Où en est la prison et comment sortir de la logique de l’enfermement ? Ce numéro de la revue Mouvements revisite les évolutions récentes de la prison en France et invite à décaler le regard sur cette institution et ce qu’elle produit. Tandis qu’on parle beaucoup de la prison, tant dans les médias que dans les travaux académiques qui se sont multipliés ces dernières années, l’institution et son fonctionnement gardent leur opacité. L’une des hypothèses de ce numéro est que cette opacité ne peut être levée par la seule description de ce qui se passe derrière les murs, du quotidien ordinaire (souvent terne et ennuyeux) de la détention : l’un des nœuds majeurs de la « question carcérale » se trouve en amont, dans la sélection de ceux et celles à qui ce type de châtiment va être imposé. Le fléau de la justice ne frappe pas de manière équitable et suit des logiques singulièrement différenciées selon la classe, le genre ou la race. L’expérience carcérale devient suffisamment commune pour les jeunes hommes des minorités ethnoraciales et/ou vivant en quartiers populaires, aux Etats-Unis comme en France, pour que l’on puisse parler d’un système de régulation sociale où la prison sert à contrôler les nouvelles classes dangereuses (en France) ou à réinstituer une forme de ségrégation raciale non officielle (aux Etats-Unis). On assiste alors, pour reprendre l’expression de Didier Fassin, à un « moment punitif » catalysant les inégalités. La première partie du numéro vise à lever cette opacité en interrogeant la production et la gestion de l’enfermement, ses dynamiques sociales, judiciaires, économiques, ses logiques institutionnelles mais aussi transnationales.
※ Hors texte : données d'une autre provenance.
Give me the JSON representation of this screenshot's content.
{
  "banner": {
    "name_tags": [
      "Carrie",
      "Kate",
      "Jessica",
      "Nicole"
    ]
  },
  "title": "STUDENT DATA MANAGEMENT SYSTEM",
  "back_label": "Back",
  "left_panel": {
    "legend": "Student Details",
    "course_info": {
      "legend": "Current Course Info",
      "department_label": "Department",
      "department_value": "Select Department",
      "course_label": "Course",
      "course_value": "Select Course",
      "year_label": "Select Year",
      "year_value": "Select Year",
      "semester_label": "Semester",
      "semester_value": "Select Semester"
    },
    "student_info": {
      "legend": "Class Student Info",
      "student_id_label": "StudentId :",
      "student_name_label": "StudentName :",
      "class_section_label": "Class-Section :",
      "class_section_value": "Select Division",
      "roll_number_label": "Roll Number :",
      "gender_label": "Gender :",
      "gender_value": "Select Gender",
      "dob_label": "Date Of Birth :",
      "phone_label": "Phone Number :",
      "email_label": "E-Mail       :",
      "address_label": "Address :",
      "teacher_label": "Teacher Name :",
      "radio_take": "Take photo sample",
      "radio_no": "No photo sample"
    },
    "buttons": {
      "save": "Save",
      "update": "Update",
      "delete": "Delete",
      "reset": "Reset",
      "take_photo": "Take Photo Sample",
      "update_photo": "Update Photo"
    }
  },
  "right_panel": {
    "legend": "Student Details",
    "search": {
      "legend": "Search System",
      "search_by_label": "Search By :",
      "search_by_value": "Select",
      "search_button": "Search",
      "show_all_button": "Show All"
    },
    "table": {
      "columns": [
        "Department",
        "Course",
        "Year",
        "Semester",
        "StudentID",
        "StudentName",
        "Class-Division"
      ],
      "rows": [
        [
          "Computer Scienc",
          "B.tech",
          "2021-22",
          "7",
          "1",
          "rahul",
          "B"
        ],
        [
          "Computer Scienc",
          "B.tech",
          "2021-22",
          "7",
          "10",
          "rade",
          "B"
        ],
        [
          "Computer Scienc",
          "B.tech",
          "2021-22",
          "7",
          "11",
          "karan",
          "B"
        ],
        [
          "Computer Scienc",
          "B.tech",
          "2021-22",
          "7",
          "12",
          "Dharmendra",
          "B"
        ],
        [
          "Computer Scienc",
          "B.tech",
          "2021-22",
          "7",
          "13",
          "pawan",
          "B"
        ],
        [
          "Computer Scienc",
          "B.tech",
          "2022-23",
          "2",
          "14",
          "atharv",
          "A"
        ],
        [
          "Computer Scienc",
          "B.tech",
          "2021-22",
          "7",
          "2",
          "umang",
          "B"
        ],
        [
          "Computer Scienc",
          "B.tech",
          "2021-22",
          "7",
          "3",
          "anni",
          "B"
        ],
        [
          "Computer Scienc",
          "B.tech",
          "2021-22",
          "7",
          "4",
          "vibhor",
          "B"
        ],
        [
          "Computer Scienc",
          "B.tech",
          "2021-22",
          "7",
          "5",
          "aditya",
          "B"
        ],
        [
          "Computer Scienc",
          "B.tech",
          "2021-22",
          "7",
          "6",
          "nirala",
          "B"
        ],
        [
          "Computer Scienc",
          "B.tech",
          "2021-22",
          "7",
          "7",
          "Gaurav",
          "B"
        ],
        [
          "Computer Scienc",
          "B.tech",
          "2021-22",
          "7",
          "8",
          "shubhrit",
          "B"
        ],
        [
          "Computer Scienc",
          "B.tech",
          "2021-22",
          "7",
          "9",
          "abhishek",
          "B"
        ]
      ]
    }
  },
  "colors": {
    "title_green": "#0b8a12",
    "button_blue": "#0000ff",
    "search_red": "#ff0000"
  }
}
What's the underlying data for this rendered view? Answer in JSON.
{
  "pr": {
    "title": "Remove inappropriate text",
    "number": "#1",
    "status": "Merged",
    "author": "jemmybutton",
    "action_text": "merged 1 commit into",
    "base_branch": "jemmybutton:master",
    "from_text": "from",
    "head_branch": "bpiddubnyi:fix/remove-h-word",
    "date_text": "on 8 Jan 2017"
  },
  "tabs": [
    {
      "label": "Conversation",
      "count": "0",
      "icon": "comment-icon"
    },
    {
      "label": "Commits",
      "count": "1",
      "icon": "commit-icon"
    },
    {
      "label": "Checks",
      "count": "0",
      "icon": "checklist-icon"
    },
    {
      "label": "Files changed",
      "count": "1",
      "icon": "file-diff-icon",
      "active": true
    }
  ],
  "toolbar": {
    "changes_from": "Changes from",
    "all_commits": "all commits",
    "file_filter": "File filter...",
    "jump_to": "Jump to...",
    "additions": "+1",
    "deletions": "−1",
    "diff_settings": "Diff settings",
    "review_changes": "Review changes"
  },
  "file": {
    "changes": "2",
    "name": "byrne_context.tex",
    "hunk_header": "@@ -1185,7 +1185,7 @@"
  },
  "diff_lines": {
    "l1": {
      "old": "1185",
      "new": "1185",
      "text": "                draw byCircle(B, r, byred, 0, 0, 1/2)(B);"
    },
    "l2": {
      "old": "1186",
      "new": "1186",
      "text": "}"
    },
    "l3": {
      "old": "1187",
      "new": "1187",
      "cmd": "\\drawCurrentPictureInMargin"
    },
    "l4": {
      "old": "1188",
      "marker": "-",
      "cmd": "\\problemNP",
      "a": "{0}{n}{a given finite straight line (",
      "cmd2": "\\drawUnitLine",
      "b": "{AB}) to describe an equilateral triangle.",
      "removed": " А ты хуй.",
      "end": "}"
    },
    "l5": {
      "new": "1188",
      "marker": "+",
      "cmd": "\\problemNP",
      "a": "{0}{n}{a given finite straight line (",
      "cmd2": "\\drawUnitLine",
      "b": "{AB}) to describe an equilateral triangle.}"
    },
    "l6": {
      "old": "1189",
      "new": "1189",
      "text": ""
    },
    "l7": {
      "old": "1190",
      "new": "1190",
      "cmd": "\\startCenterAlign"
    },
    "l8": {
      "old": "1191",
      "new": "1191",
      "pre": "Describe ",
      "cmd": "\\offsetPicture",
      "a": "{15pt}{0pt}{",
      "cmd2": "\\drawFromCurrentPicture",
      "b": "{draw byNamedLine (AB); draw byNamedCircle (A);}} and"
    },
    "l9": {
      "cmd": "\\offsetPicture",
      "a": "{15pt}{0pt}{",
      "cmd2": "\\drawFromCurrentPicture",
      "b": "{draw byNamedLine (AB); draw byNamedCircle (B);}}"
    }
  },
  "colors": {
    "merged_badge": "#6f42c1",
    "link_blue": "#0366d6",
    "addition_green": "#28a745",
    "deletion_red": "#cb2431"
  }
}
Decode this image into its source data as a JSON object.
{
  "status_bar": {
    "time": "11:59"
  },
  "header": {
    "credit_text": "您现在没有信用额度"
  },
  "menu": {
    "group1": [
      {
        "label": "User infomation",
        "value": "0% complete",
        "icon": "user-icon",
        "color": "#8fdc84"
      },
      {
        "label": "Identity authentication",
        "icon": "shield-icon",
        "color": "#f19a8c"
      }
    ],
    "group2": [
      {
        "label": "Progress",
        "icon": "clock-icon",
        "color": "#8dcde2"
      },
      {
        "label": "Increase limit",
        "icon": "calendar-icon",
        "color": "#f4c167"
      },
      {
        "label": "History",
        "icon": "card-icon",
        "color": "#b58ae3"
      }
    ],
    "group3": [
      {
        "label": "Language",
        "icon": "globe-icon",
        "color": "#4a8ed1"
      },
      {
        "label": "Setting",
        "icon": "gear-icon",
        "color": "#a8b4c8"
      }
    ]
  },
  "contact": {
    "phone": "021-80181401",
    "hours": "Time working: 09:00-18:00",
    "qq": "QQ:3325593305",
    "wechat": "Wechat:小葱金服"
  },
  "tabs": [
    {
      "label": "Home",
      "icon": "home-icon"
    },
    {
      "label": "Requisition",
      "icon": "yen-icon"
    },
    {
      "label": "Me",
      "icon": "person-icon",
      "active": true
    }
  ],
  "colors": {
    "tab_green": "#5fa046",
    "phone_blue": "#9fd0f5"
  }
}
Il est difficile d’évoquer la prison sans aborder les conditions de détention, point focal de son mal chronique qui cristallise les contestations. Les rapports du Contrôleur général des lieux de privation de liberté et les alertes régulières du Conseil de l’Europe en témoignent : on vit trop souvent mal en prison, et plus encore quand la surpopulation détruit les équilibres précaires entre le personnel pénitentiaire et les détenu.e.s. La rénovation des bâtiments, l’amélioration de l’ordinaire de la vie carcérale, l’introduction d’activités culturelles ou professionnelles auraient pu changer la donne. Mais ces évolutions ne modifient pas la conception des relations entre celles et ceux privé·e·s de liberté et leurs gardien.ne.s, pas plus qu’elles ne remettent en question la logique profonde de l’enfermement : punir et soustraire de la société. Les discours sur la réinsertion s’arrêtent là où les moyens sont insuffisants, les humiliations répétées et la perte d’identité sociale délétère. La gauche de gouvernement semble avoir abandonné l’ambition de faire de la prison autre chose qu’une machine à punir et à produire de la désaffiliation sociale dans les milieux populaires et les minorités ethno-raciales.

Pourtant, les alternatives aux politiques d’enfermement ne manquent pas, même s’il est difficile de « penser hors de la boîte ». Les luttes des prisonnier·ère·s pour voir reconnaître leurs droits continuent malgré les échecs. Changer le sens de la peine, trouver d’autres formes de sanction aux transgressions sociales, voire abolir la prison constituent des objectifs encore d’actualité. Pour autant, la force de l’idéologie de l’enfermement continue de dominer et les expériences de peines alternatives finissent par reproduire les logiques carcérales, et parfois même à les amplifier. Le défi est crucial. Il s’agit de rompre le « continuum carcéral » qui condamne les classes dangereuses ou simplement surnuméraires du capitalisme du XXIe siècle à circuler entre quartiers à mauvaise réputation et prisons correctrices. Car ces trajectoires canalisées dans l’étroit goulet du système carcéral construisent une exclusion radicale de la citoyenneté et de la vie sociale dont l’empreinte se maintient longtemps après la libération. La prison est un symptôme des multiples formes d’inégalités, mais elle en accélère également le dérèglement. En ce sens, l’idéologie de l’enfermement perpétue l’injustice et constitue l’indispensable clé de voûte des formes contemporaines de la domination. En sortir réclame plus qu’une énième réforme pénale.